(of course, a low inf faction in retreat will gain more from those than a higher inf faction, probably outlasting even the influence penalty of active retreat)
This I think is the problem with both retreat and expansion states as things are currently arranged.
Influence must be harder to get at high levels, easier at low levels, or in most systems you'd end up with the runaway leader effect we saw just after the FC release as the controlling faction has so many extra levers available they'd be pinned above 90% most of the time.
That, however, means that in systems with high passing traffic (or active opposition), getting any faction below 2.5% or above 75% is incredibly difficult - the only thing keeping the BGS moving in terms of faction relocation is that most systems don't have high passing traffic.
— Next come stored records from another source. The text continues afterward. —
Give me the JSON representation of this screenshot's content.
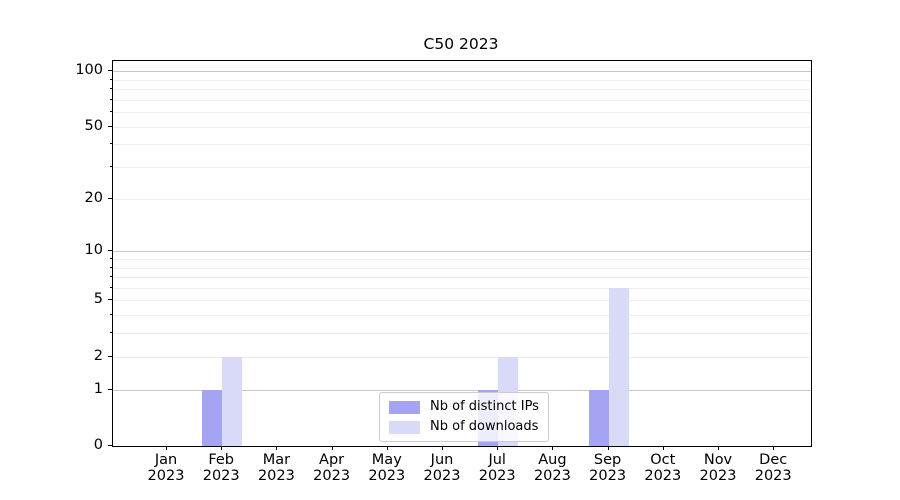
{
  "title": "C50 2023",
  "legend": {
    "items": [
      {
        "label": "Nb of distinct IPs",
        "color": "#a4a4f3"
      },
      {
        "label": "Nb of downloads",
        "color": "#d9d9f8"
      }
    ]
  },
  "colors": {
    "background": "#ffffff",
    "spine": "#000000",
    "major_grid": "#c8c8c8",
    "minor_grid": "#ececec"
  },
  "y_axis": {
    "scale": "log10(1+v)",
    "labeled_ticks": [
      0,
      1,
      2,
      5,
      10,
      20,
      50,
      100
    ],
    "major_gridlines": [
      1,
      10,
      100
    ],
    "minor_gridlines": [
      2,
      3,
      4,
      5,
      6,
      7,
      8,
      9,
      20,
      30,
      40,
      50,
      60,
      70,
      80,
      90
    ]
  },
  "x_axis": {
    "months": [
      "Jan",
      "Feb",
      "Mar",
      "Apr",
      "May",
      "Jun",
      "Jul",
      "Aug",
      "Sep",
      "Oct",
      "Nov",
      "Dec"
    ],
    "year": "2023"
  },
  "chart_data": {
    "type": "bar",
    "title": "C50 2023",
    "categories": [
      "Jan 2023",
      "Feb 2023",
      "Mar 2023",
      "Apr 2023",
      "May 2023",
      "Jun 2023",
      "Jul 2023",
      "Aug 2023",
      "Sep 2023",
      "Oct 2023",
      "Nov 2023",
      "Dec 2023"
    ],
    "series": [
      {
        "name": "Nb of distinct IPs",
        "color": "#a4a4f3",
        "values": [
          0,
          1,
          0,
          0,
          0,
          0,
          1,
          0,
          1,
          0,
          0,
          0
        ]
      },
      {
        "name": "Nb of downloads",
        "color": "#d9d9f8",
        "values": [
          0,
          2,
          0,
          0,
          0,
          0,
          2,
          0,
          6,
          0,
          0,
          0
        ]
      }
    ],
    "yscale": "symlog (log10(1+v))",
    "ylim": [
      0,
      113
    ],
    "xlabel": "",
    "ylabel": "",
    "grid": "horizontal",
    "legend_position": "lower center"
  }
}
If Frontier got their wish with the Odyssey expansion and doubled the active player count, even more systems would end up over-stabilised for influence [1].
Instead they could have a slider-state scale of Retreat-None-Expansion with the middle bit fairly wide, actions contributing to it in various ways, and a return-to-centre default tendency like the other sliders. Keep a faction in the Retreat zone for N continuous days and it disappears (if non-native) or gives up an asset to the highest influence faction (if native). Keep it in the Expansion zone for 7 days and it does an expansion action and immediately drops to neutral again.
[1] Colonia I always find a good example of this -
https://cdb.sotl.org.uk/systems/1/history - it's a 400k population so should be relatively susceptible to large swings, and it has daily traffic in the 600-1000 ships range. The daily influence movements are tiny - generally 1-2% a day - and generally within a very narrow stable range. Deliberately pushing it off that equilibrium (leaving aside that it's capital-locked so there's no point in doing so) would be virtually impossible. If every system had 3-figure daily traffic (which is also the point where you start to be likely to meet other players, so not a bad ideal in other respects) everywhere would end up similarly stagnating.